Scientific classification
- Domain: Eukaryota
- Kingdom: Animalia
- Phylum: Chordata
- Class: Mammalia
- Order: Rodentia
- Family: Cricetidae
- Subfamily: Arvicolinae
- Tribe: Lemmini
- Genus: Synaptomys Baird, 1857
- Type species: Synaptomys cooperi Baird, 1857
- Species: Synaptomys borealis Synaptomys cooperi †Synaptomys australis

= Bog lemming =

Genus of mammals

Synaptomys is a genus of North American lemmings. These animals live in wet forested and open areas. They are small, cylindrical rodents with large heads and short ears, legs, and tails. They eat green vegetation such as grasses and sedges.
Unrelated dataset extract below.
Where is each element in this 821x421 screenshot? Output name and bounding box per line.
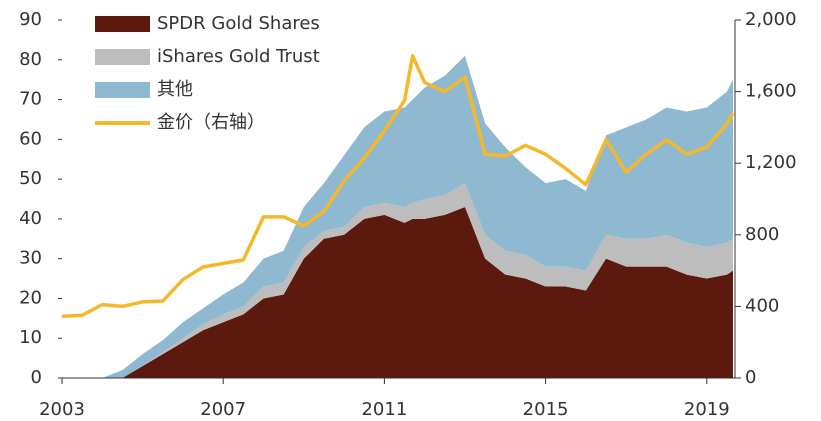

They are often found in colonies.

==Systematics==
The genus Synaptomys comprises two extant species and 10 extinct species. S. borealis is sometimes placed in the genus Mictomys.

===Extant species===
- Northern bog lemming - S. borealis (Richardson, 1828)
- Southern bog lemming - S. cooperi Baird, 1858

===Extinct species===
- Florida bog lemming (S. australis Simpson 1928)
- Bunker's bog lemming (S. bunkeri Hibbard 1939)
- Morgan's bog lemming (S. morgani Martin et al. 2003)

A number of other fossil species have been included here but have since been transferred to other genera, such as Mictomys and Praesynaptomys.